We are looking through a window into a room. The accoutrements of dinner have been laid out, ready: an old man and a girl cross paths, the man pottering, fretting, preparing for his guests, while the girl worries at her dress and fusses about her hair – a dozen tiny gestures that let us know without words that what they want and expect from the coming evening is very different. So begins this elegant revival of Vanishing Point’s Interiors.
As more guests arrive, an unseen narrator speaks: she is our host for the evening, us watchers, our guide as the action unfolds. But this is not a running commentary – the play is pleasingly unafraid of silence. We see the characters speak but never hear them – instead we have access to their thoughts.
It’s a device that works incredibly well, and is sparingly and cleverly deployed. This illumination of the characters’ mental interiors is an often comic counterpoint to what we see going on, but can also be poignant, illustrating the distance between the people who are in such proximity, the misunderstandings and tensions that bubble beneath the surface. It is also a device that usefully pulls the audience in closer: we may not be able to join the party, but we have an ally on our side of the glass, to guide us through the night.
It is complemented by believable and engaging performances from a universally strong – and often very funny – cast. It is quite an achievement to create such vividly rendered characters without speaking a word, but this never feels like we are simply watching a dumb show, and we never lose track of what is happening inside. Most of the cast play characters bearing their own first name: Peter Kelly brings real pathos to the jovial host whose cheerful demeanour hides his grief over his dead wife, while Ann Scott-Jones perfectly captures the perpetually disgruntled look of a woman living life on the sidelines, without ever being aware that it’s through her own petty grumbles and insensitivities that she places herself there. Ruby Richardson’s Ruby is a gauche and slightly insecure granddaughter in pursuit of the restless Davide Pini Carenzi, who spends the evening mentally plotting his escape from this small town, while Robert Jack and Aurora Peres have great chemistry as the couple whose relationship provides both the high point of the evening and its lowest. Rounding out the guest list is the mysterious and slightly tactless Damir Todorvic.

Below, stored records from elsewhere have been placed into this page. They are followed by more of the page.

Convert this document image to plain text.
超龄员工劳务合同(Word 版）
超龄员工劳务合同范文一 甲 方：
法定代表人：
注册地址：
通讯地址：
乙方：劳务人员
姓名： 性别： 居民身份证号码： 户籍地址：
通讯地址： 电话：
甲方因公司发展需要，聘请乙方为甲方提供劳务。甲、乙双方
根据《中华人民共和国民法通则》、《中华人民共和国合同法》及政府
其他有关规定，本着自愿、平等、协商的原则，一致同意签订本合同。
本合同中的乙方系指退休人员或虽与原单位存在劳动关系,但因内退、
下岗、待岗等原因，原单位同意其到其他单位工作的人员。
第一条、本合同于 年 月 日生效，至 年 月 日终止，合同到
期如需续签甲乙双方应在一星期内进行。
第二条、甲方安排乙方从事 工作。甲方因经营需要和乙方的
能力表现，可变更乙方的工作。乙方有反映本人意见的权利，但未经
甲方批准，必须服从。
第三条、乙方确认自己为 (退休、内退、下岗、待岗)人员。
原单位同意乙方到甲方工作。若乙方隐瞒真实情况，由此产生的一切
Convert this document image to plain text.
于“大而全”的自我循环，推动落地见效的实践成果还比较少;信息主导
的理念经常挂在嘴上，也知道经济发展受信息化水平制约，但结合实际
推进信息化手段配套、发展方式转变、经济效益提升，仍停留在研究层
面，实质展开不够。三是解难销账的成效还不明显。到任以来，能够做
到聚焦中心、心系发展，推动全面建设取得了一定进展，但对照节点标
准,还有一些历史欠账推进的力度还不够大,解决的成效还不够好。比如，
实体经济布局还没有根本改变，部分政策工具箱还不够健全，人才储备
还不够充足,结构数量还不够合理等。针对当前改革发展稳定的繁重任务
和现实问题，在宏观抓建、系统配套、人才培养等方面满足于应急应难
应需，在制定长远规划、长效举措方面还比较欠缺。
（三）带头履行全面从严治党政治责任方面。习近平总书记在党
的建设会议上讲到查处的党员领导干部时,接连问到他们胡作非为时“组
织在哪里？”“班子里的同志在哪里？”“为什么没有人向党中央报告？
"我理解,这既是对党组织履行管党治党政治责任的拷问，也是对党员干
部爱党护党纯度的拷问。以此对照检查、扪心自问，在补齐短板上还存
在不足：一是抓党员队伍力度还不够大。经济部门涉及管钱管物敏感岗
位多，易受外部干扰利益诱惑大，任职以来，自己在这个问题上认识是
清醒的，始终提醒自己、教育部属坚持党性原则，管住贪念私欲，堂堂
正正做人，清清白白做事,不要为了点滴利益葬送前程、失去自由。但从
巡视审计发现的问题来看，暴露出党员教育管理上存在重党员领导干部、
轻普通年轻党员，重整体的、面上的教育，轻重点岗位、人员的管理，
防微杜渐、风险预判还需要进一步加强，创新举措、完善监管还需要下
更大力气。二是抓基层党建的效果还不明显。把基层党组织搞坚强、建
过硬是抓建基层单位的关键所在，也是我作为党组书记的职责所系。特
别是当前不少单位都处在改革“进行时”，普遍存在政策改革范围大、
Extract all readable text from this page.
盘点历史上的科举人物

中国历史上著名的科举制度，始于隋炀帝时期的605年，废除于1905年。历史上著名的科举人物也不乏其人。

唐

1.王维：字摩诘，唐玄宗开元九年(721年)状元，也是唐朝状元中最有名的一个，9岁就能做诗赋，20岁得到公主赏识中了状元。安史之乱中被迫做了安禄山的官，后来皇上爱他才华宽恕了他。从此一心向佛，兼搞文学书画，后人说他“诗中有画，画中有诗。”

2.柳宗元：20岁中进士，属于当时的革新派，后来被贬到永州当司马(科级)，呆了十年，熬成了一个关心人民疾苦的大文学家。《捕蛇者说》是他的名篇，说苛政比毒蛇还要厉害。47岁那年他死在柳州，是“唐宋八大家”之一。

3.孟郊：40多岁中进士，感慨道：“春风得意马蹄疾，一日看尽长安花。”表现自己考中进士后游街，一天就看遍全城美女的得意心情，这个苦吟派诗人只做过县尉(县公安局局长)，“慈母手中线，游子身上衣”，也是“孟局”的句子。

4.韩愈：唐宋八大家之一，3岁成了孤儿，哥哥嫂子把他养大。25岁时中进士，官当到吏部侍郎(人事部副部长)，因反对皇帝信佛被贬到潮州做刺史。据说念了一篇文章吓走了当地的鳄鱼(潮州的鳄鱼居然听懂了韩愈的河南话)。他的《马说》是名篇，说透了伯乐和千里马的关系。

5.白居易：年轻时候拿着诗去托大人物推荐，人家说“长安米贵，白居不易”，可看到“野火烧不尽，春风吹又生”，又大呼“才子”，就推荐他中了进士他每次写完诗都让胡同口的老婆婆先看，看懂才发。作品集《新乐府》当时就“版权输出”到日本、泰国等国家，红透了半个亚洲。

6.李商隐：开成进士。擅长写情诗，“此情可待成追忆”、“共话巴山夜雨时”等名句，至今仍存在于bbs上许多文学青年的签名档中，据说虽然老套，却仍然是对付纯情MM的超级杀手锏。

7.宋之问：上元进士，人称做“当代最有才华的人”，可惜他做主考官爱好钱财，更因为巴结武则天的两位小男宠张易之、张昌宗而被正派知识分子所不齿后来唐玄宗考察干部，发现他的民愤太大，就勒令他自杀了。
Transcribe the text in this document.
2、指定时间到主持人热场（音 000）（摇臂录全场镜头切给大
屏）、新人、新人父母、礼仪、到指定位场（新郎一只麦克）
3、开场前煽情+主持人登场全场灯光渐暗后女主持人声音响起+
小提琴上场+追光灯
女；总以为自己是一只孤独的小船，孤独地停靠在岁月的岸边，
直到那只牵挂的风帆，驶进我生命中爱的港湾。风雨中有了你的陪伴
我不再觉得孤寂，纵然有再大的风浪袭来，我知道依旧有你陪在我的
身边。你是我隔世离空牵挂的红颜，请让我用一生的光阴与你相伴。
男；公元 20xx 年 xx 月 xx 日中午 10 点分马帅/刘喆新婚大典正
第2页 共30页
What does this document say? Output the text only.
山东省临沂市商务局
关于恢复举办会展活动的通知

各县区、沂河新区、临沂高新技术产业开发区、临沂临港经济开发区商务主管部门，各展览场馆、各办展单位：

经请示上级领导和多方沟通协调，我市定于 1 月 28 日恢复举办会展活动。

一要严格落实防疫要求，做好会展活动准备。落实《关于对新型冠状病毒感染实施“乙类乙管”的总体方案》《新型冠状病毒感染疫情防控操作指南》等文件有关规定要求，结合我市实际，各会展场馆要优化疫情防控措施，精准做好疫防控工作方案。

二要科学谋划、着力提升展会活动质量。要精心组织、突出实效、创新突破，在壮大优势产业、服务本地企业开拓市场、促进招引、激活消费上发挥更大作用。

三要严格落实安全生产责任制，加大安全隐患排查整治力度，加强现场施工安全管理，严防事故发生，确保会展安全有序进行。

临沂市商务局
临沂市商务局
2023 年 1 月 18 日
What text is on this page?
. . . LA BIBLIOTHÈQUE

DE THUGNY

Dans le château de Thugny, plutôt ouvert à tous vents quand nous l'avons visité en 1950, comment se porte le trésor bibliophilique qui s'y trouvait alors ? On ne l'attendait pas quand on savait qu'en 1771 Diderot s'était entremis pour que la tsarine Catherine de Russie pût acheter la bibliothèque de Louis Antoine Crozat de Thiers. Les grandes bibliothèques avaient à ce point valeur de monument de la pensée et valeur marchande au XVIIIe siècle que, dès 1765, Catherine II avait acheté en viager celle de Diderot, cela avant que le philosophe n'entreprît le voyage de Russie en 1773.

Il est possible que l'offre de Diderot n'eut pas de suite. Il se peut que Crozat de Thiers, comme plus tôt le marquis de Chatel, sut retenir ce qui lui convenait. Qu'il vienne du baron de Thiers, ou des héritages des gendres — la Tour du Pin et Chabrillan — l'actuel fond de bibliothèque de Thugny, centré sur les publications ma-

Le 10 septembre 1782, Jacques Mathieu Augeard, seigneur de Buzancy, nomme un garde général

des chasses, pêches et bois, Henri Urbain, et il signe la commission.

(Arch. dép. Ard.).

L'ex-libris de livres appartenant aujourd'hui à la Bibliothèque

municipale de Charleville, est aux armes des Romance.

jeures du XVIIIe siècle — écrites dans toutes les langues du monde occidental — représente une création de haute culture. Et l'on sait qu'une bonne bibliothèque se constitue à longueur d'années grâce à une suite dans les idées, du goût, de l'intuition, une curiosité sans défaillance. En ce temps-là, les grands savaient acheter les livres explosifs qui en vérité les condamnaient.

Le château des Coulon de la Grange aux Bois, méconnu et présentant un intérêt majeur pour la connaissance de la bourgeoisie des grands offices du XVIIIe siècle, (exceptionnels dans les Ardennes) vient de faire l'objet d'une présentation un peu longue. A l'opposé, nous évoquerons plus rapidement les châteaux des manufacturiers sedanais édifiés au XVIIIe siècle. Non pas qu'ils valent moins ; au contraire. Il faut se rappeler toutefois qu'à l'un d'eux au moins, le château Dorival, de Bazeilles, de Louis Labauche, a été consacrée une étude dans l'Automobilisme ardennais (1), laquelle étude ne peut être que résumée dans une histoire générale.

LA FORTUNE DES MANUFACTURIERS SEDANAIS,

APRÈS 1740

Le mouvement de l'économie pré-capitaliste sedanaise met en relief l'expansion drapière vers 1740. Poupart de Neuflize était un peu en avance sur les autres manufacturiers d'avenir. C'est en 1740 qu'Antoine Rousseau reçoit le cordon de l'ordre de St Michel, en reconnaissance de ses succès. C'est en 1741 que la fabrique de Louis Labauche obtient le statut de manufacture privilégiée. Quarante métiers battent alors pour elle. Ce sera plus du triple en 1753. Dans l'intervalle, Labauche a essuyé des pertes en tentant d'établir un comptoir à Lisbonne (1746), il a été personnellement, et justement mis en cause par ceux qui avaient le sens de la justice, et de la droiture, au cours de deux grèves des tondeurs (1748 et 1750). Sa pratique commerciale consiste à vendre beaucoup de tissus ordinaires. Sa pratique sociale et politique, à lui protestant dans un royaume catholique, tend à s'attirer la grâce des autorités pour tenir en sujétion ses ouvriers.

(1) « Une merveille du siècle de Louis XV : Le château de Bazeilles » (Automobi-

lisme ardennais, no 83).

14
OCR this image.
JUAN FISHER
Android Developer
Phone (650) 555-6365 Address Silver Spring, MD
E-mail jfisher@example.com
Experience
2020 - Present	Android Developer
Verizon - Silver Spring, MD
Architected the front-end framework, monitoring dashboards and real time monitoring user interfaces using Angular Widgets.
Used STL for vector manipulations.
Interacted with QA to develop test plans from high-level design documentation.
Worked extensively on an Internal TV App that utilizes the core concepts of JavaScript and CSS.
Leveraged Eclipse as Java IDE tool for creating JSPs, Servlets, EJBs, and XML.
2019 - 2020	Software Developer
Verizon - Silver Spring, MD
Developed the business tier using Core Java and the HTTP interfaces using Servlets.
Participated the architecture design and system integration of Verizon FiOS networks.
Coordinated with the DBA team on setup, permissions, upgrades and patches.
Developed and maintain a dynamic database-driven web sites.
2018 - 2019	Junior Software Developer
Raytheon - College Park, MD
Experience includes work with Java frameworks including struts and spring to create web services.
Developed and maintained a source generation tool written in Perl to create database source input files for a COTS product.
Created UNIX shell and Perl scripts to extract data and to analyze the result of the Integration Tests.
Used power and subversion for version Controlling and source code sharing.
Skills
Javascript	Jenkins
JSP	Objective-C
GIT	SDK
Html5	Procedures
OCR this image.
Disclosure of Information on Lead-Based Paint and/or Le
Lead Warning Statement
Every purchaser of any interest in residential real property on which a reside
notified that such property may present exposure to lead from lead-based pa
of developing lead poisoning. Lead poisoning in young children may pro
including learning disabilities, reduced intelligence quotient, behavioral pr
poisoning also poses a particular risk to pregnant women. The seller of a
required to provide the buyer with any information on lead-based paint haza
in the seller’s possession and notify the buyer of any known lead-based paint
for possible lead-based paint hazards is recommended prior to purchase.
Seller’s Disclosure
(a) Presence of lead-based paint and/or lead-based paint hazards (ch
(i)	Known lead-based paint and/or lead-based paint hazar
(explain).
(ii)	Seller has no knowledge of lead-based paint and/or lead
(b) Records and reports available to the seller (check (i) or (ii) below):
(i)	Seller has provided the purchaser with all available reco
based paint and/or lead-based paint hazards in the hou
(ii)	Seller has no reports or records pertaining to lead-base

Based on a 1894 piece by Maurice Maeterlinck, there is a timelessness about the story that works well: friends coming together on the longest night of the year to find human warmth against a hostile, frozen backdrop (we are told, early on, the temperature outside is well-below freezing, and the guests all arrive armed against the threat of roaming polar bears). It also avoids falling into the trap of feeling that such an event needs some dramatic catalyst: the presence of so many casual weapons sets up a threat that is never realised, and a moment that seems a potential tipping point into darkness – when Ruby’s lost contact lens is rather forcibly reinserted while she is held down by the guests – instead becomes just an illustration of adults’ clumsy disregard for the personal space of their juniors. This makes what actually does unfold feel genuine and believable, and all the more affecting for it. The deliberate ambiguity of the nature of the Rosalind Sydney ‘s narrator – rather than the neat resolution that your initial assumptions lead to – also nicely sidesteps the obvious.
Kai Fisher’s set (and Finn Ross’s projections) artfully conjure the cosiness of the house and the contrasting cold of the outside landscape – the exterior to which we and the narrator are condemned. It’s also cleverly blocked, so that even when the cast are seated, some, by necessity with their backs to the audience, we miss very little of what is going on.
Having conceived and directed the show, Matthew Lenton possibly gives it too much leeway: the central action is bookended by a too-long set up and a too-slow winding down. The former does have some wonderfully judged scenes – the intimacy of which are the only time we feel uncomfortably like voyeurs rather than observers – but it could do with trimming, and once the party is played out and we know the fates of the participants, the production loses momentum and rather fizzles out.
But even with these minor frustrations, the production never feels less than totally human, and utterly real, and this is what makes it so powerful. Its warmth is that of the well-lit window you pass on a dark night, drawn by the domestic glow to wonder, if only fleetingly, about the lives of those inside: the gift that Interiors gives you is that this time, you are allowed to tarry, and this time, you are not alone
The Brighton Festival runs from 5th – 27th May 2012.